AEROPORTO DE BRASÍLIA: só os maiores terminais são lucrativos, o que dificultaria uma eventual privatização
(Existe alguma Brasília em Pernambuco?)
NO EMBATE INTERNO DO governo, prevaleceu a posição de Dilma Rousseff. A ministra da Casa Civil definiu que a Infraero, responsável pela gestão dos aeroportos, continuará estatal. A solução para levantar recursos será a abertura de capital. Decisão tomada, a hora agora é de arrumar a casa, porque hoje a empresa não é nada, ou quase nada, atraente para investidores privados. Nos últimos cinco anos, ela só teve lucro em 2008. Ganhou R$ 372 milhões, com uma receita bruta de R$ 2,5 bilhões. Mas o sistema de pistas, pátios e terminais não é da Infraero. Eles pertencem à União, e aparecem no balanço da empresa como despesa. A companhia precisa ainda resgatar sua imagem, depois das notícias de superfaturamento em obras de aeroportos, e adotar boas práticas de governança. Na quinta-feira 5, o BNDES lançou o edital para a contratação da consultoria que irá elaborar esse projeto de reestruturação para transformá-la em companhia aberta. "A União manterá o controle", garantiu o presidente da estatal, Cleonilson Nicácio.
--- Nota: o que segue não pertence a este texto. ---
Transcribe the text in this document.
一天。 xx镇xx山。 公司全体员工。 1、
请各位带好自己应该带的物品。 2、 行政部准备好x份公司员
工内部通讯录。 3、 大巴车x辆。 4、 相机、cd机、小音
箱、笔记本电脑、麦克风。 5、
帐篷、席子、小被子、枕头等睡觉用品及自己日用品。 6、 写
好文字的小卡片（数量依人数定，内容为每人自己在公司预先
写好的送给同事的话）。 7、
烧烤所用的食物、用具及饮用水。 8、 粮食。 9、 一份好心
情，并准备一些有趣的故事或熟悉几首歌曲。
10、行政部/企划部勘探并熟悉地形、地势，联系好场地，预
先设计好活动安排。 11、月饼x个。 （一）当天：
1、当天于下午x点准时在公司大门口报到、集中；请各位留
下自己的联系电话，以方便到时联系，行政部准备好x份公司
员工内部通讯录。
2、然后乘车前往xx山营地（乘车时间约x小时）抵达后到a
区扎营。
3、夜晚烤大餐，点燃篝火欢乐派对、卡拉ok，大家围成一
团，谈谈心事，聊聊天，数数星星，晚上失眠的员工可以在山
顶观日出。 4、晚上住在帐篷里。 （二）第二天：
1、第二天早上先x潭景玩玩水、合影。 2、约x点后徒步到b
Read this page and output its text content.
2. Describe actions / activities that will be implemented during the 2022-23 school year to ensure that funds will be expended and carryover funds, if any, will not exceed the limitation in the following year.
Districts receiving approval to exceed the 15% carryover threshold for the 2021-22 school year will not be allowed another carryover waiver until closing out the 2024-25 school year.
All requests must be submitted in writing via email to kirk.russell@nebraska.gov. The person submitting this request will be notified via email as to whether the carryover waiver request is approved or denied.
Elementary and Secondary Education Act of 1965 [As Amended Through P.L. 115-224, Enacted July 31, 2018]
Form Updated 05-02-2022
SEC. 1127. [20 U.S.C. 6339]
Na modelagem que se desenha, há pouco espaço para a concessão de aeroportos, principalmente do Galeão e de Viracopos, como quer o ministro da Defesa, Nelson Jobim. Ele mandou sua pupila, a diretora-presidente da Agência Nacional de Aviação Civil, Solange Vieira, para a Alemanha aprender mais sobre o modelo de concessão de aeroportos à iniciativa privada. Solange entrega a Jobim um estudo com o marco regulatório sobre o tema até julho. Mas há um conflito de interesses entre a abertura de capital e as concessões. "Se o governo resolveu abrir o capital da Infraero, não faz sentido a estatal se livrar de dois dos principais aeroportos do País", diz o analista de aviação do Santander, Caio Dias. Segundo ele, se a estatal não mostrar a intenção de mexer na sua estrutura, ela será um ativo de alto risco, com grandes chances de um fracasso num eventual lançamento de ações. A analista de aviação da SLW, Kelly Trentin, lembra que no momento da abertura de capital o mercado olhará para o passado financeiro da empresa, fará projeção do fluxo de caixa para o futuro e calculará a taxa de desconto conforme o risco. "A Infraero não tem bons números para mostrar", avalia Trentin. "O governo pode enfrentar resistências, mas talvez os estrangeiros mostrem interesse." O brigadeiro Nicácio está otimista: "Queremos uma Infraero competitiva que possa até gerir aeroportos em outros países. Já recebemos muitas consultas, só não fomos porque a legislação não permite."